Regular Grovelers will be well aware of my fascination with Leo’s Worlds of Alderbaran series, which pits a group of interplanetary explorers against a range of hostile alien flora and fauna, with underlying sub-plots of how humanity is its own worst enemy. This new series from the bande desinĂ©e stalwart, in partnership with Rodolphe, carries a similar set of themes but sets them in the beautiful earthly surroundings of late 1940s Kenya.
The book opens with a hunting expedition. A Hemingway-esque writer drinks and shoots his way through the bush, abusing his wife and his travelling companions as he goes. But soon after they stumble across a bizarre, pre-historic-looking herbivore, towering over and sharing a tree-top lunch with a pair of giraffes, the expedition goes missing.

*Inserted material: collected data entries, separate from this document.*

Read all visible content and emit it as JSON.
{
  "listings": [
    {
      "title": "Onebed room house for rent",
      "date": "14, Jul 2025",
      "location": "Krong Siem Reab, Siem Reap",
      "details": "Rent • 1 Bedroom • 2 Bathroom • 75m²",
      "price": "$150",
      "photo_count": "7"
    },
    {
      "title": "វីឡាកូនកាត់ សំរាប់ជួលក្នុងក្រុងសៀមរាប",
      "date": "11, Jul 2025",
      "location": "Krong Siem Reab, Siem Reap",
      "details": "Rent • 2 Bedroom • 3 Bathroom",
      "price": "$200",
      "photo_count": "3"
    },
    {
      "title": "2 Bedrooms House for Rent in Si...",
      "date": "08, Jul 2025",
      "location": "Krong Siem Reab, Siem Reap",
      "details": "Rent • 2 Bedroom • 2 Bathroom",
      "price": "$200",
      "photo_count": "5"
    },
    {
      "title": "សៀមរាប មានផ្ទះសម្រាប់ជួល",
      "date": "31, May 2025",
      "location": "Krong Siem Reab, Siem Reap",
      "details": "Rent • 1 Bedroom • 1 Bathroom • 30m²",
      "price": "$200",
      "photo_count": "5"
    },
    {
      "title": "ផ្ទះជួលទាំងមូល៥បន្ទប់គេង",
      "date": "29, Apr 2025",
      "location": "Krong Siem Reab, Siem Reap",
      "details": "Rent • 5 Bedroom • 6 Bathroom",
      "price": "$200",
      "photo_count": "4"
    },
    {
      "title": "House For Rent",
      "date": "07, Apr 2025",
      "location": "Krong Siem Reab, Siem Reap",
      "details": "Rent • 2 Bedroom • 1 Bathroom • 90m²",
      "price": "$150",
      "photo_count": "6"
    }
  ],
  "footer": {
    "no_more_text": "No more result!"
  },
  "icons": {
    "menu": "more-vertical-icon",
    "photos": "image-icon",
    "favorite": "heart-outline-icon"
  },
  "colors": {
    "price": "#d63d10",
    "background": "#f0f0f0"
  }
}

The book then jumps forward in time slightly, to the arrival of a new school teacher in a small Kenyan school. She causes a stir amongst the other young (male) teachers because she’s stunningly attractive, but she’s got an strangely keen interest in the disappearing hunters.

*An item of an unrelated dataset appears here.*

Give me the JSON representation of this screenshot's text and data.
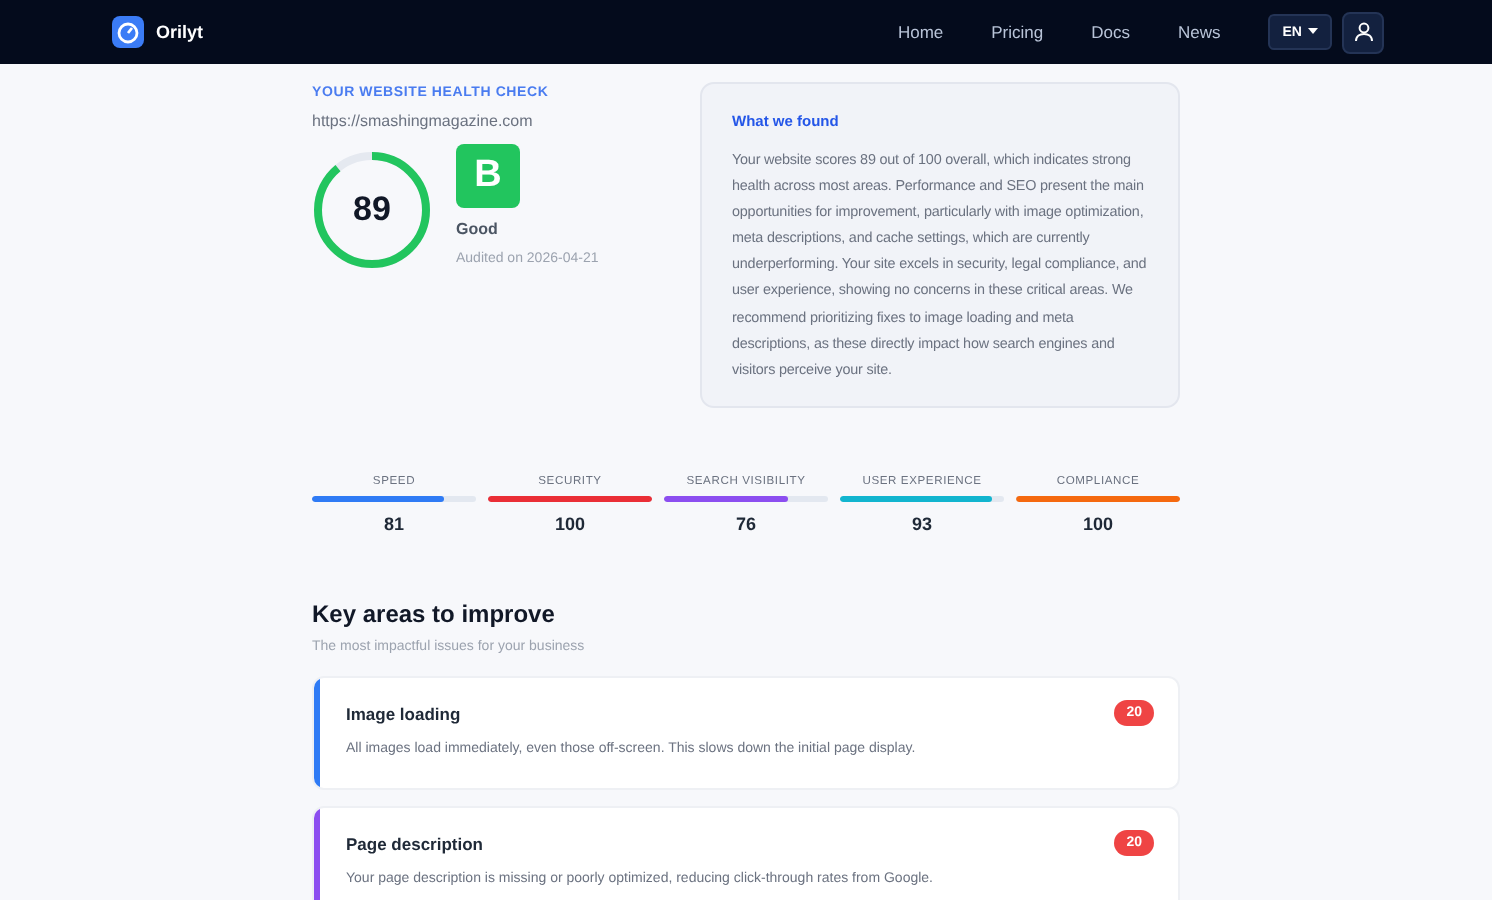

The plot thickens from there and, by the end of this first volume, we’re none the wiser as to who these and more characters really are, though a classic Leo cliff-hanger will have you scrambling for the next volume.
As ever, Leo’s illustration is lustrous, particularly the Kenyan scenery, with Kilimanjaro looming in the background; and his animals could be plucked from an anatomical reference book. His characters tend to a certain stiffness but this seems less out of place in this white, colonial Kenya than it did in the future worlds of Aldebaran. There’s a certain post-war stiff-upper-lip feel that suits his style nicely.
This is an intriguing first volume that feels rich in promise, as fresh as the original Alderbaran books and well worth dipping into. It’s a bit early in the series to give it a unmitigated recomendation but this is one I’ll be following with interest.